The mcnemar-test is appropriate when you have $N$ subjects, and each subject is tested twice, once for each of two dichotomous outcomes. Given the definitions of sensitivity and specificity, it should be obvious that this is exactly the test that we seek, since you've applied two models to the same test data and computed sensitivity and specificity at some threshold.

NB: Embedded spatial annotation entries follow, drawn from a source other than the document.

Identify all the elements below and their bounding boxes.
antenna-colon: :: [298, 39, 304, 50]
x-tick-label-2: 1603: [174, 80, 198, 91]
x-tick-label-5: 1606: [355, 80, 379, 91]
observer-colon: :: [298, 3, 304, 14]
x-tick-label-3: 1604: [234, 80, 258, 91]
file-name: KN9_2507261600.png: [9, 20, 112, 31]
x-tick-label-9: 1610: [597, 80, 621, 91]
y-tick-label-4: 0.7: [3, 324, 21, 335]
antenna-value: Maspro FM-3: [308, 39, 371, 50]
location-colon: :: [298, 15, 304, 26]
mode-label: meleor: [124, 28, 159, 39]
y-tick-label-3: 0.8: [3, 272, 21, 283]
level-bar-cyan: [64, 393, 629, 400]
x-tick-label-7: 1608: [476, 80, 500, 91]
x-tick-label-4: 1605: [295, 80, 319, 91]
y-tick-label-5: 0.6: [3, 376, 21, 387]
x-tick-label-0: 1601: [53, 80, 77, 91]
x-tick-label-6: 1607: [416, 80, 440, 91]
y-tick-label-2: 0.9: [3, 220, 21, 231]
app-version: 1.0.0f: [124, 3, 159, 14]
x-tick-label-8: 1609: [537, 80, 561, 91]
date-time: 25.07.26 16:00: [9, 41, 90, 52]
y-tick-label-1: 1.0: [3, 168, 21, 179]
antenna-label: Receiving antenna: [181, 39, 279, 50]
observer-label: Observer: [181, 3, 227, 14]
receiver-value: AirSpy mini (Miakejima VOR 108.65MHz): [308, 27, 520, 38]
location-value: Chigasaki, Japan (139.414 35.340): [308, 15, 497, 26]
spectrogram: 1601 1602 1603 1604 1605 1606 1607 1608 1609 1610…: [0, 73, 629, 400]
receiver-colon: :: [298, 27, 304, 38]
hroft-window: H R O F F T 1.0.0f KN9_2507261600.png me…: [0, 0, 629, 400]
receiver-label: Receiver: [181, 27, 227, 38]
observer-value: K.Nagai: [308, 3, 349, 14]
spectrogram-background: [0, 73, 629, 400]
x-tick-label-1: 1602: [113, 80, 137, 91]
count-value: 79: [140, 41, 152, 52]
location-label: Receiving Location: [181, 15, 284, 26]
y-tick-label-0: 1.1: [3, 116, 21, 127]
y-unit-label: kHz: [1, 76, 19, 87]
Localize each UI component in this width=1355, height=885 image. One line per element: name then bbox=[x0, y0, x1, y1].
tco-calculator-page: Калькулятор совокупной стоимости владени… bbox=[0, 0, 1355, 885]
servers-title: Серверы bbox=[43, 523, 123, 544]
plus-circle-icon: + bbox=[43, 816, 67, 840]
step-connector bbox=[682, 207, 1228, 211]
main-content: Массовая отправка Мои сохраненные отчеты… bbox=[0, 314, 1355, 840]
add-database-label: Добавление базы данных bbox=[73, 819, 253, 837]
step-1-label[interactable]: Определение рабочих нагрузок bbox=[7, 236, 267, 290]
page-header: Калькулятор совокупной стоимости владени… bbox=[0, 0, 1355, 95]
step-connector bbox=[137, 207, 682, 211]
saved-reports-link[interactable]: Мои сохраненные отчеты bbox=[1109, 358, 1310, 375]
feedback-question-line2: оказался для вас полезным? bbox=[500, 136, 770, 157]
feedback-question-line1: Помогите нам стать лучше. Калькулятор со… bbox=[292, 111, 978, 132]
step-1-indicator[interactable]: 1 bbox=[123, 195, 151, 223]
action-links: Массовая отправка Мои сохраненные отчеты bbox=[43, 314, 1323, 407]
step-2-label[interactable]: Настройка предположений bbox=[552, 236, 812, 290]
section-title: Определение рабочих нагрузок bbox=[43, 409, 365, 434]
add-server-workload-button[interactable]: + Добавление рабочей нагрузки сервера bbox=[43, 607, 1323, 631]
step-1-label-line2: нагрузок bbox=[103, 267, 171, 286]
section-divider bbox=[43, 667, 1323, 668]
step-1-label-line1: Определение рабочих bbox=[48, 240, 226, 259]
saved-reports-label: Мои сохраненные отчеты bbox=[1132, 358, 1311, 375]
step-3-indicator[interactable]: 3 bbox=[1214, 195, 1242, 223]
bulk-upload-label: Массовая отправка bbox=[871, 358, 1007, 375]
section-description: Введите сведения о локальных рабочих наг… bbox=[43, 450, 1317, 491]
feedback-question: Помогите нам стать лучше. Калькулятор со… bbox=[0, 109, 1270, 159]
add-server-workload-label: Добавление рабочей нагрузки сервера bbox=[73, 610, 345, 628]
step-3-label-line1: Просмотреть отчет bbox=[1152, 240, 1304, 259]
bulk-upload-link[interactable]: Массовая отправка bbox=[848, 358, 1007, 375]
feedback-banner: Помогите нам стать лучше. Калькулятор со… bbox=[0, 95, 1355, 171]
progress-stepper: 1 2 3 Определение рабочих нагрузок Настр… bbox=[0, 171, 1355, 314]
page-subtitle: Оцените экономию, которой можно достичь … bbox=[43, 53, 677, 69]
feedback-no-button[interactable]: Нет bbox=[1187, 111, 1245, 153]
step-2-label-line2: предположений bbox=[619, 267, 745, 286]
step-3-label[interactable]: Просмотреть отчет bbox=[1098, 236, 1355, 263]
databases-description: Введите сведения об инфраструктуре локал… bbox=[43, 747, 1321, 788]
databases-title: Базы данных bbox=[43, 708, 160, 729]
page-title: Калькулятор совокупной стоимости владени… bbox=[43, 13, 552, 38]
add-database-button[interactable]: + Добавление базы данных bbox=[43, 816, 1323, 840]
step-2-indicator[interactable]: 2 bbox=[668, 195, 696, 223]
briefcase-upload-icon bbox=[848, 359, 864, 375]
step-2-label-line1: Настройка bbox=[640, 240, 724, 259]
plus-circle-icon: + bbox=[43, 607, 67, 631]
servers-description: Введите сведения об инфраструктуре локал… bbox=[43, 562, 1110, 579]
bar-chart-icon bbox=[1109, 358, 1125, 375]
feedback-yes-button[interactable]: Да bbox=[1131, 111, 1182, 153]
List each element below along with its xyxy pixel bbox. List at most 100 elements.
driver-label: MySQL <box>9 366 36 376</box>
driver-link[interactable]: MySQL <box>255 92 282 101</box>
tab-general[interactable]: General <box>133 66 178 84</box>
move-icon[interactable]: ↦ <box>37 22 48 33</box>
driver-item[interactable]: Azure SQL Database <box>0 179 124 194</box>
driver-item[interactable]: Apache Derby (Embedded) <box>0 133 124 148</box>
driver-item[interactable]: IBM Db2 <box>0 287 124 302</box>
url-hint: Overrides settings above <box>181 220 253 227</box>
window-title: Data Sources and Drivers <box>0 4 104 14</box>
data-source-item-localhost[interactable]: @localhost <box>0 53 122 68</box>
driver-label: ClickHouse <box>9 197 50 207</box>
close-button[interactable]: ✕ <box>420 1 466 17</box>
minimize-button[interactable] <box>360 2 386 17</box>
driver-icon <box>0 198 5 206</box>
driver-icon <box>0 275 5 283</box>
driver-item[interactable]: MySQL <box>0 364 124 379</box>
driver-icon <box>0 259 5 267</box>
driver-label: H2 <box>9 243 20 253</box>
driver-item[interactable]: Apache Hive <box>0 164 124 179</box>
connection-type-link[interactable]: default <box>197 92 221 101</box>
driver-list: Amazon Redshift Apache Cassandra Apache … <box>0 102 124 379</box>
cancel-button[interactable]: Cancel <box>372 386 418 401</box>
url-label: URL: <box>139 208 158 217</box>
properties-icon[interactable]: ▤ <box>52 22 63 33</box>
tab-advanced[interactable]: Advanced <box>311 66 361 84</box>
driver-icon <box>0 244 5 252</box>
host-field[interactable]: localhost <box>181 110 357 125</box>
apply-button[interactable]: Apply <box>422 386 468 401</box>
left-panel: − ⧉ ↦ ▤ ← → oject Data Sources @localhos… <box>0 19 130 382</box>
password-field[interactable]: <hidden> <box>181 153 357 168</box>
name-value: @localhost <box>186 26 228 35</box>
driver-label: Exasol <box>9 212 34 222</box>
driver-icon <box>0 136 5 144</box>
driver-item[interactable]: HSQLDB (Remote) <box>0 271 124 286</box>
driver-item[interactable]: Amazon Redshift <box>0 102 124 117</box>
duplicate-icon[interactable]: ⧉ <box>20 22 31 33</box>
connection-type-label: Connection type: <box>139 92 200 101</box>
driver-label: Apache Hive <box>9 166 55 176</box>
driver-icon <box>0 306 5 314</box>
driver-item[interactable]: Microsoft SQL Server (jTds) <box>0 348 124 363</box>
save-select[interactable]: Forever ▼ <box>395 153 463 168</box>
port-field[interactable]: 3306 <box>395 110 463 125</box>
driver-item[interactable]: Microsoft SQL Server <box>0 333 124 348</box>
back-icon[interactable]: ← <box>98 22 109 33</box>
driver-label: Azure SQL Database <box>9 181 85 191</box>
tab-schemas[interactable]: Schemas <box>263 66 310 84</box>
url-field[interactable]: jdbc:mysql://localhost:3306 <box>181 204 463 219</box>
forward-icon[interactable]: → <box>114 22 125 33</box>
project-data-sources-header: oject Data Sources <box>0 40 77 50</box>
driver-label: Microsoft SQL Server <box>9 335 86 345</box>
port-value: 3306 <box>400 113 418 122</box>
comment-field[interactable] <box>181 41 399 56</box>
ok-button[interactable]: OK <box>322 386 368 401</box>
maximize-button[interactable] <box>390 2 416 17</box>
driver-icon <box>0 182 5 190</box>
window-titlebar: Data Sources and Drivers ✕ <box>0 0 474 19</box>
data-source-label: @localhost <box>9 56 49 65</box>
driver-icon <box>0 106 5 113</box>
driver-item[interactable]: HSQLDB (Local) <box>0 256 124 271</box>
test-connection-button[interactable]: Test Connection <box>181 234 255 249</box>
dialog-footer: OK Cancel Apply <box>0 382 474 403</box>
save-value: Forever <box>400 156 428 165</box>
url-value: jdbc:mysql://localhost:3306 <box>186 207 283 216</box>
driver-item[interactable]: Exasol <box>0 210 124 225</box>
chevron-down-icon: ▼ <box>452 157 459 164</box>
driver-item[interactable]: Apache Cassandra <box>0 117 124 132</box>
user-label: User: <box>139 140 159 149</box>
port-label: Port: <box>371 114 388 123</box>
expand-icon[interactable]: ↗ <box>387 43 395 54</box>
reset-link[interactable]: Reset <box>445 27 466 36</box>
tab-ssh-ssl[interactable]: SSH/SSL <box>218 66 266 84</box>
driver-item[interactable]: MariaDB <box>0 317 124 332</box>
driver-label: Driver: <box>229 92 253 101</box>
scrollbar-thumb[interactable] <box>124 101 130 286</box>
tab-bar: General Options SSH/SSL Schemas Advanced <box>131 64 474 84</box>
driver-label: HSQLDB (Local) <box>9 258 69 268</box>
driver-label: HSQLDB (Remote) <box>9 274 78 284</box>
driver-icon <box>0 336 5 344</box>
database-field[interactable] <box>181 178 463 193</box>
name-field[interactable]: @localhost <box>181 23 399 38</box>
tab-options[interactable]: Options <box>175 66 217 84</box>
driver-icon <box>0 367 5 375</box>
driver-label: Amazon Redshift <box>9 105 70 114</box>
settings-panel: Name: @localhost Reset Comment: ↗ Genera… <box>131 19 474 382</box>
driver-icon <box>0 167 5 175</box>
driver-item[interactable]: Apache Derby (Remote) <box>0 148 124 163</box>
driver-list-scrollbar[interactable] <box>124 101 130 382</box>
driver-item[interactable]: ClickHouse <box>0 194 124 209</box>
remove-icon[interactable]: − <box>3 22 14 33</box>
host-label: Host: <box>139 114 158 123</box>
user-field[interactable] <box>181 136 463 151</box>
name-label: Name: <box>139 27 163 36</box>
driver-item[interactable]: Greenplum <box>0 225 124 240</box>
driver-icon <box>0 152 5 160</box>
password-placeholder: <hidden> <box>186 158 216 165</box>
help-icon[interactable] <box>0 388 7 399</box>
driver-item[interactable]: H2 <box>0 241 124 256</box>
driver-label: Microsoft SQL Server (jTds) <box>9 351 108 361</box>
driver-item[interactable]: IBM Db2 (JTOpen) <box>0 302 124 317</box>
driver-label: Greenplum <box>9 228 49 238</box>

The McNemar test uses a different statistic, but a similar null and alternative hypothesis. For example, considering sensitivity, the null hypothesis is that the proportion $tp_1 = tp_2$, and the alternative is $tp_1 \neq tp_2$. Re-arranging the proportions to instead be raw counts, we can write a contingency table $$ \begin{array}{c|c|c|} & \text{Model 1 Positive at } t & \text{Model 1 Negative at } t \\ \hline \text{Model 2 Positive at } t & a & b \\ \hline \text{Model 2 Negative at } t & c & d \\ \hline \end{array} $$ where cell counts are given by counting the true positives and false negatives according to each model

$$ \begin{align} a &= \sum_{i=1}^{n_P} I(s_{P_i}^1 > t) \cdot I(s_{P_i}^2 > t) \\ b &= \sum_{i=1}^{n_P} I(s_{P_i}^1 \le t) \cdot I(s_{P_i}^2 > t) \\ c &= \sum_{i=1}^{n_P} I(s_{P_i}^1 > t) \cdot I(s_{P_i}^2 \le t) \\ d &= \sum_{i=1}^{n_P} I(s_{P_i}^1 \le t) \cdot I(s_{P_i}^2 \le t) \\ \end{align} $$

and we have the test statistic $$ M = \frac{(b-c)^2}{b + c} $$ which is distributed as $\chi^2_1$ a chi-squared distribution with 1 degree of freedom. With a level $\alpha=95\%$, the null hypothesis is rejected for $M > 3.841459$.

For the specificity, you can use the same procedure, except that you replace the $s^r_{P_i}$ with the $s^r_{N_j}$.

Question 2

It seems that it is sufficient to merge the results by averaging the prediction values for each respondent, so that for each model you have 1 vector of 100 averaged predicted values. Then compute the ROC AUC, sensitivty and specificity statistics as usual, as if the original models didn't exist. This reflects a modeling strategy that treats each of the 5 respondents' models as one of a "committee" of models, sort of like an ensemble.